The dataset used in this project consists of 1600 news articles that have been annotated by three different individuals. The dataset includes three sentiment labels: positive, negative, and neutral. To ensure data quality and disambiguation, a maximum vote approach has been used.
-
Original Dataset: This is the raw dataset containing 1600 entries of news articles annotated by three people.
-
Downsampled Dataset: In this version, the dataset has been balanced by downsampling, resulting in 400 entries for each sentiment class (positive, negative, and neutral).
-
Upsampled Dataset with Back Translation: This version of the dataset has been balanced by upsampling using a back translation technique, resulting in 608 entries for each sentiment class.
Before fine-tuning the model, the dataset has undergone several preprocessing steps to clean and prepare the text data for analysis.
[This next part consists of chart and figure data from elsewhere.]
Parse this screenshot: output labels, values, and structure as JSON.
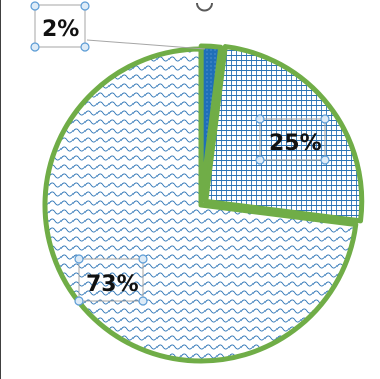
{
  "chart_data": {
    "type": "pie",
    "title": "",
    "slices": [
      {
        "label": "2%",
        "value": 2,
        "pattern": "solid-dotted"
      },
      {
        "label": "25%",
        "value": 25,
        "pattern": "grid"
      },
      {
        "label": "73%",
        "value": 73,
        "pattern": "wave"
      }
    ],
    "legend": "none"
  },
  "colors": {
    "outline": "#70AD47",
    "pattern": "#2E75B6",
    "solid_slice": "#1F6FB8",
    "selection_handle": "#5B9BD5",
    "selection_box": "#A6A6A6",
    "leader_line": "#A6A6A6",
    "label_text": "#111111",
    "background": "#FFFFFF"
  },
  "selected": "data-labels"
}
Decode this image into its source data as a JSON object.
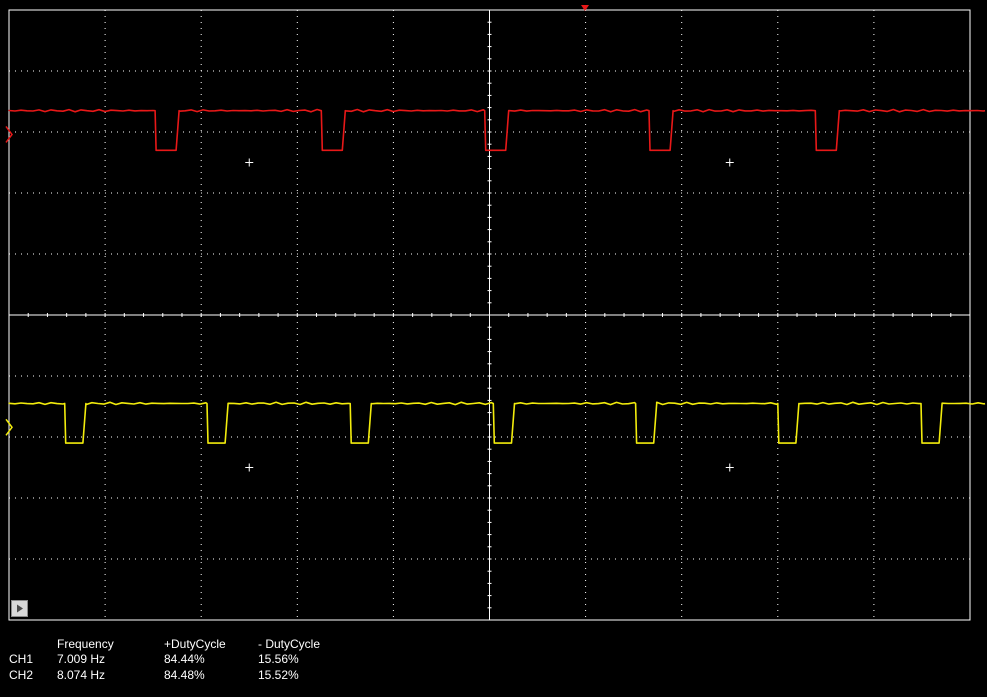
{
  "colors": {
    "background": "#000000",
    "grid": "#ffffff",
    "ch1": "#e81818",
    "ch2": "#f2ec0c"
  },
  "display": {
    "divisions_x": 10,
    "divisions_y": 10,
    "subdivisions": 5
  },
  "channels": [
    {
      "id": "CH1",
      "color": "#e81818",
      "high_div": 8.35,
      "low_div": 7.7,
      "pulses": [
        {
          "start_div": 1.52,
          "width_div": 0.25
        },
        {
          "start_div": 3.25,
          "width_div": 0.25
        },
        {
          "start_div": 4.95,
          "width_div": 0.25
        },
        {
          "start_div": 6.66,
          "width_div": 0.25
        },
        {
          "start_div": 8.39,
          "width_div": 0.25
        }
      ]
    },
    {
      "id": "CH2",
      "color": "#f2ec0c",
      "high_div": 3.55,
      "low_div": 2.9,
      "pulses": [
        {
          "start_div": 0.58,
          "width_div": 0.22
        },
        {
          "start_div": 2.06,
          "width_div": 0.22
        },
        {
          "start_div": 3.55,
          "width_div": 0.22
        },
        {
          "start_div": 5.04,
          "width_div": 0.22
        },
        {
          "start_div": 6.52,
          "width_div": 0.22
        },
        {
          "start_div": 8.0,
          "width_div": 0.22
        },
        {
          "start_div": 9.49,
          "width_div": 0.22
        }
      ]
    }
  ],
  "measurements": {
    "headers": {
      "frequency": "Frequency",
      "pos_duty": "+DutyCycle",
      "neg_duty": "- DutyCycle"
    },
    "rows": [
      {
        "channel": "CH1",
        "frequency": "7.009 Hz",
        "pos_duty": "84.44%",
        "neg_duty": "15.56%"
      },
      {
        "channel": "CH2",
        "frequency": "8.074 Hz",
        "pos_duty": "84.48%",
        "neg_duty": "15.52%"
      }
    ]
  }
}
The following preprocessing steps have been applied:
- Removal of special characters
- Removal of HTML tags
- Removal of URLs
- Conversion of Arabic/Persian numbers to English numbers
- Removal of references like [1]
- Removal of English characters (if any)
ParsBERT, a pre-trained transformer-based model for Persian text, has been fine-tuned for sentiment analysis using the preprocessed dataset. A total of 18 experiments have been performed on three different dataset versions. The best result was achieved on the downsampled dataset, with an F1 score of 0.735.
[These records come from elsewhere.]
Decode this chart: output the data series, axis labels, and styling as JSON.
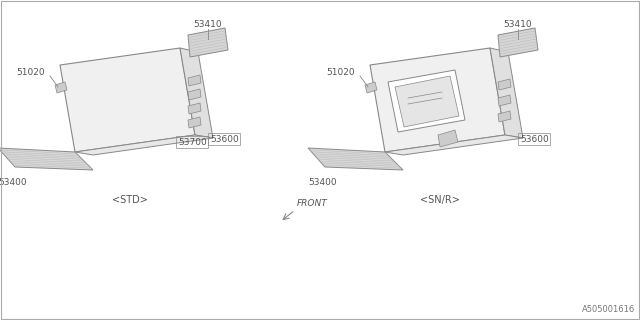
{
  "bg_color": "#ffffff",
  "line_color": "#888888",
  "text_color": "#555555",
  "title_bottom": "A505001616",
  "label_std": "<STD>",
  "label_snr": "<SN/R>",
  "label_front": "FRONT",
  "font_size_label": 7,
  "font_size_part": 6.5,
  "font_size_bottom": 6
}
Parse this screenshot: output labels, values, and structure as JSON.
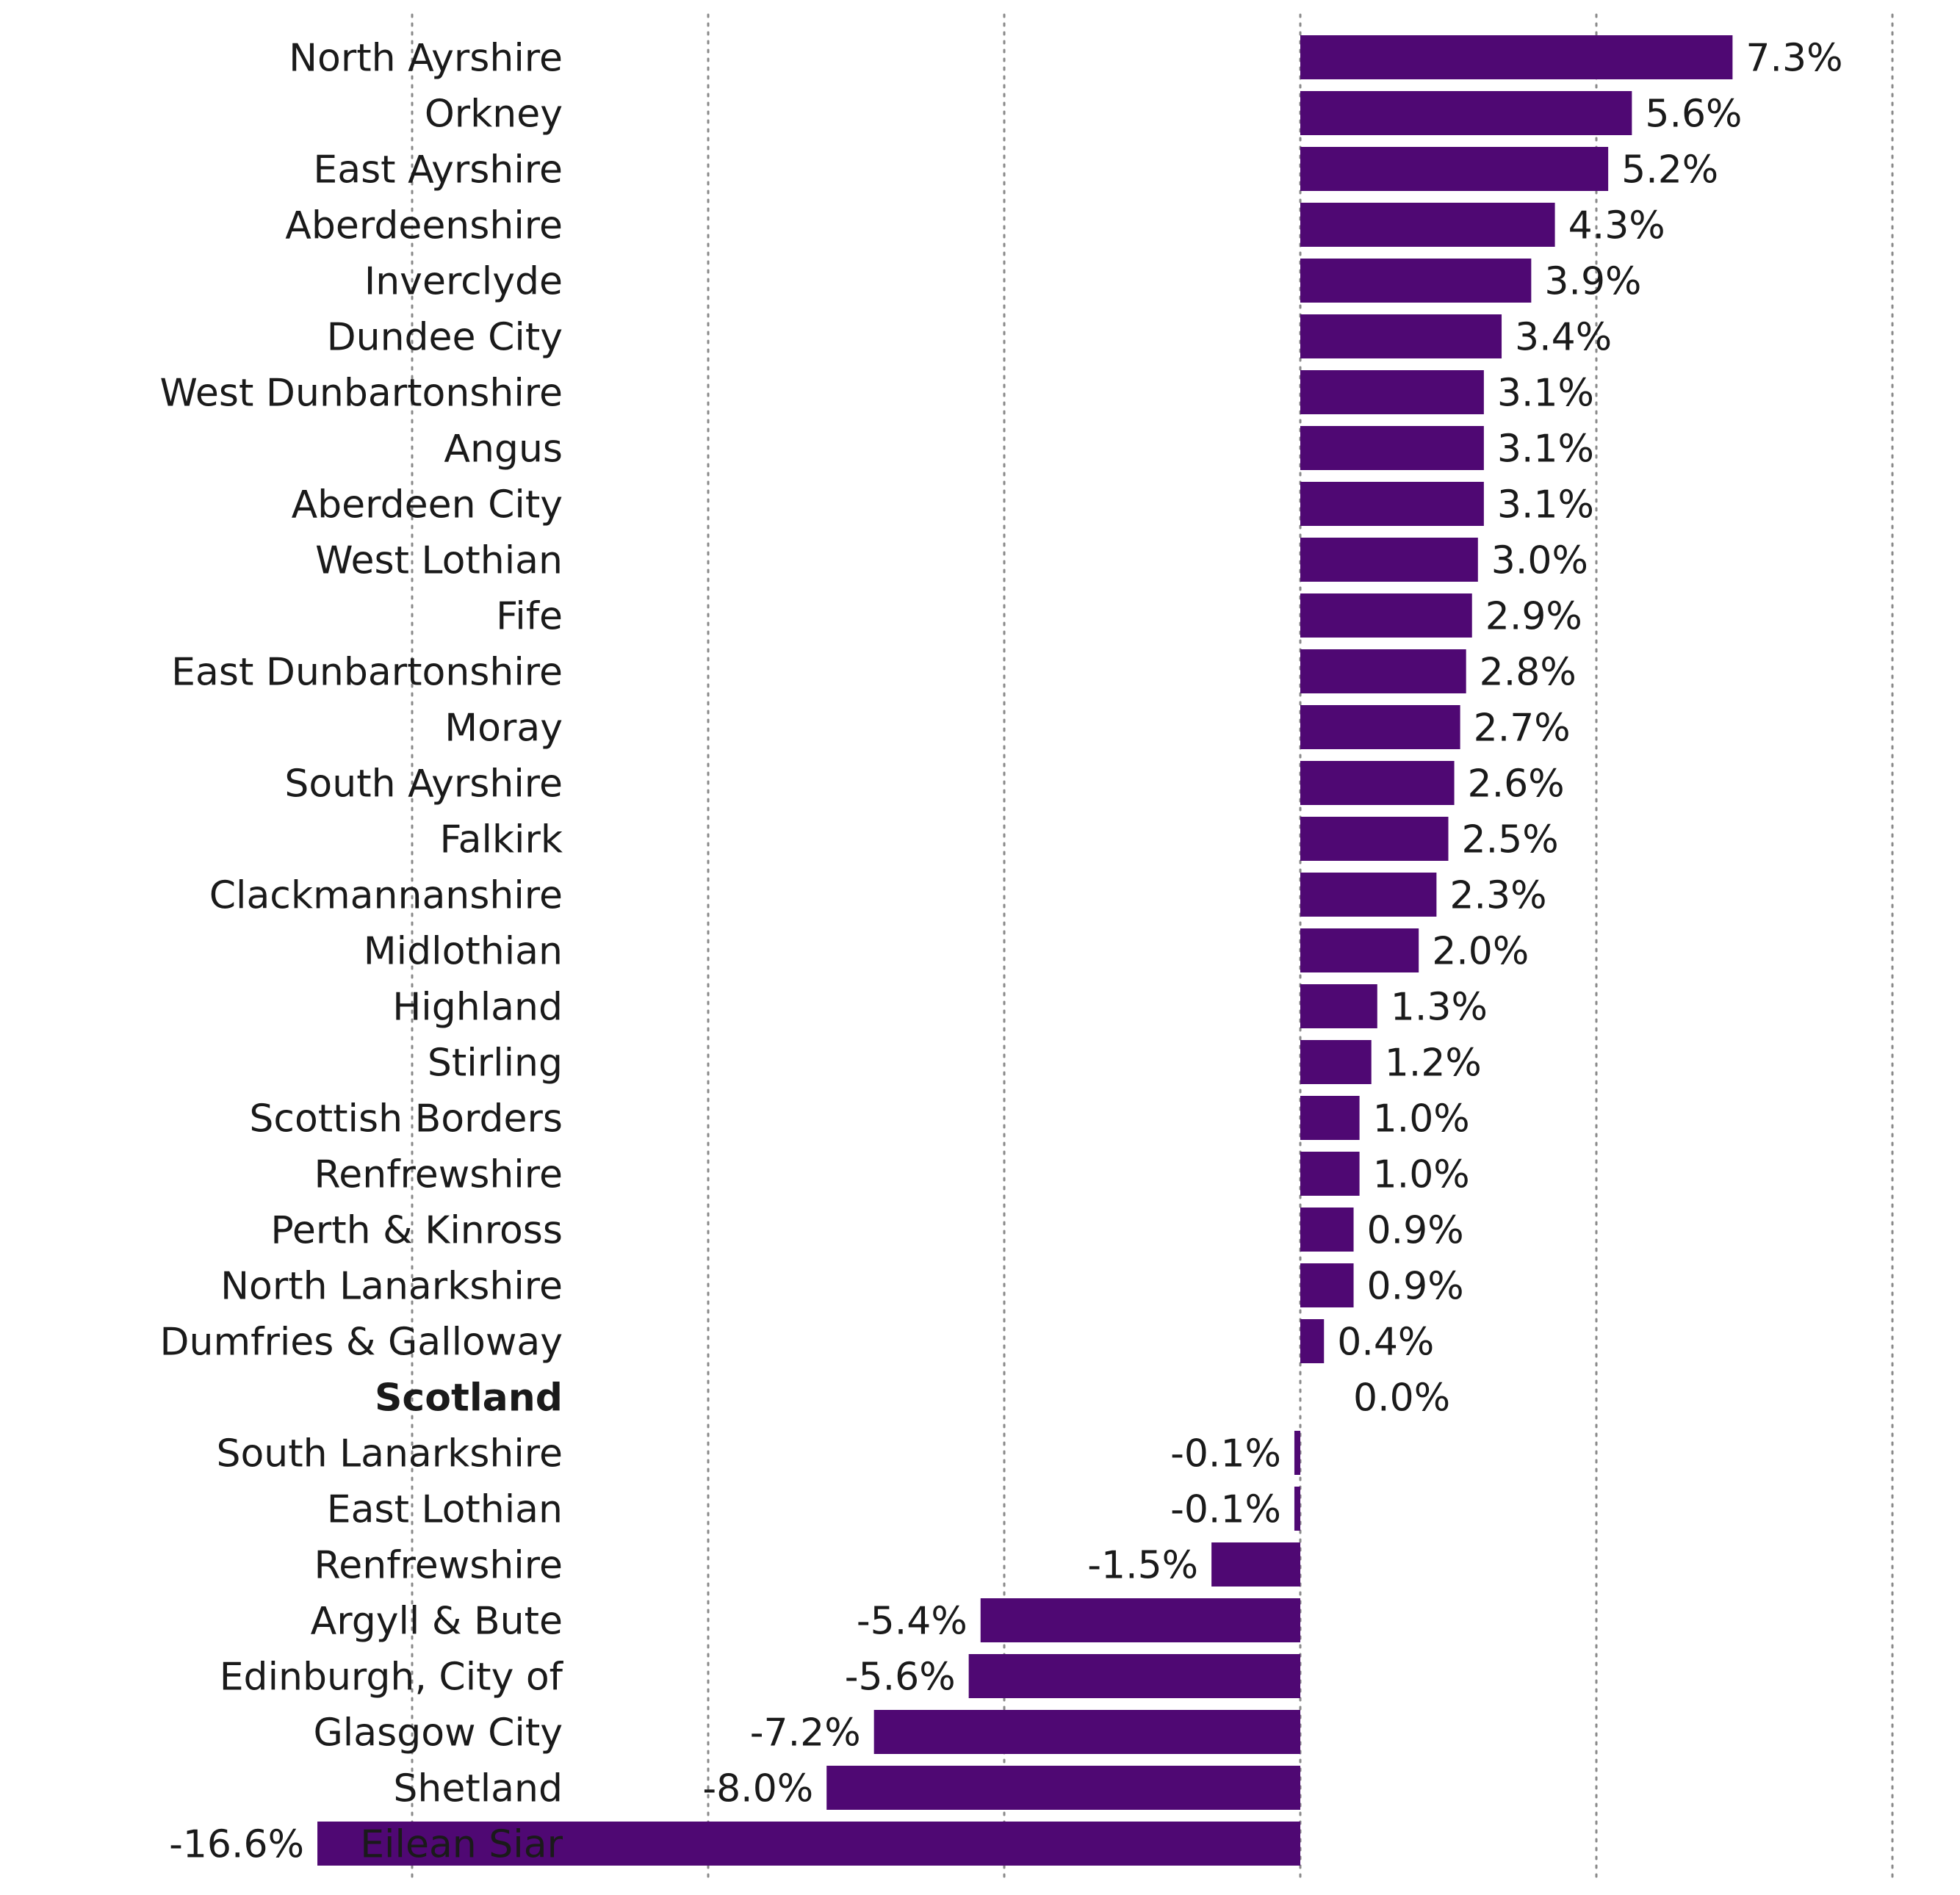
{
  "chart_data": {
    "type": "bar",
    "orientation": "horizontal",
    "title": "",
    "xlabel": "",
    "ylabel": "",
    "xlim": [
      -20,
      10
    ],
    "grid": true,
    "bar_color": "#4f0873",
    "categories": [
      "North Ayrshire",
      "Orkney",
      "East Ayrshire",
      "Aberdeenshire",
      "Inverclyde",
      "Dundee City",
      "West Dunbartonshire",
      "Angus",
      "Aberdeen City",
      "West Lothian",
      "Fife",
      "East Dunbartonshire",
      "Moray",
      "South Ayrshire",
      "Falkirk",
      "Clackmannanshire",
      "Midlothian",
      "Highland",
      "Stirling",
      "Scottish Borders",
      "Renfrewshire",
      "Perth & Kinross",
      "North Lanarkshire",
      "Dumfries & Galloway",
      "Scotland",
      "South Lanarkshire",
      "East Lothian",
      "Renfrewshire",
      "Argyll & Bute",
      "Edinburgh, City of",
      "Glasgow City",
      "Shetland",
      "Eilean Siar"
    ],
    "values": [
      7.3,
      5.6,
      5.2,
      4.3,
      3.9,
      3.4,
      3.1,
      3.1,
      3.1,
      3.0,
      2.9,
      2.8,
      2.7,
      2.6,
      2.5,
      2.3,
      2.0,
      1.3,
      1.2,
      1.0,
      1.0,
      0.9,
      0.9,
      0.4,
      0.0,
      -0.1,
      -0.1,
      -1.5,
      -5.4,
      -5.6,
      -7.2,
      -8.0,
      -16.6
    ],
    "data_labels": [
      "7.3%",
      "5.6%",
      "5.2%",
      "4.3%",
      "3.9%",
      "3.4%",
      "3.1%",
      "3.1%",
      "3.1%",
      "3.0%",
      "2.9%",
      "2.8%",
      "2.7%",
      "2.6%",
      "2.5%",
      "2.3%",
      "2.0%",
      "1.3%",
      "1.2%",
      "1.0%",
      "1.0%",
      "0.9%",
      "0.9%",
      "0.4%",
      "0.0%",
      "-0.1%",
      "-0.1%",
      "-1.5%",
      "-5.4%",
      "-5.6%",
      "-7.2%",
      "-8.0%",
      "-16.6%"
    ],
    "highlighted_category": "Scotland"
  }
}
# | Dataset Type | Num of Epochs | Learning Rate | Batch Size | F1 Score |
---|---|---|---|---|---|
1 | Downsampled | 3 | 1e-5 | 16 | 0.735 |
2 | Downsampled | 5 | 1e-5 | 16 | 0.690 |
3 | Downsampled | 7 | 1e-5 | 16 | 0.637 |
4 | Downsampled | 3 | 2e-5 | 16 | 0.676 |
5 | Downsampled | 5 | 2e-5 | 16 | 0.651 |
6 | Downsampled | 7 | 2e-5 | 16 | 0.592 |
7 | Upsampled | 3 | 1e-5 | 16 | 0.660 |
8 | Upsampled | 5 | 1e-5 | 16 | 0.633 |
9 | Upsampled | 7 | 1e-5 | 16 | 0.693 |
10 | Upsampled | 3 | 2e-5 | 16 | 0.673 |
11 | Upsampled | 5 | 2e-5 | 16 | 0.626 |
12 | Upsampled | 7 | 2e-5 | 16 | 0.589 |
13 | Original | 3 | 1e-5 | 16 | 0.640 |
14 | Original | 5 | 1e-5 | 16 | 0.578 |
15 | Original | 7 | 1e-5 | 16 | 0.694 |
16 | Original | 3 | 2e-5 | 16 | 0.607 |
17 | Original | 5 | 2e-5 | 16 | 0.669 |
18 | Original | 7 | 2e-5 | 16 | 0.685 |
The best result was achieved on the downsampled dataset (#1 experiment) with 3 epochs, a learning rate of 1e-5, and a batch size of 16, resulting in an F1 score of 0.735.
back_trans_fa_en_fa.json
: Upsampled data with back translation technique.down_sampled.json
: Downsampled data.dataset_annotated_sentiment.json
: Original annotated data.downsampled-minimalReportIncluded.ipynb
: Jupyter Notebook containing code for fine-tuning ParsBERT on the downsampled dataset, including a minimal report in Persian.upsampled.ipynb
: Jupyter Notebook containing code for fine-tuning ParsBERT on the upsampled dataset.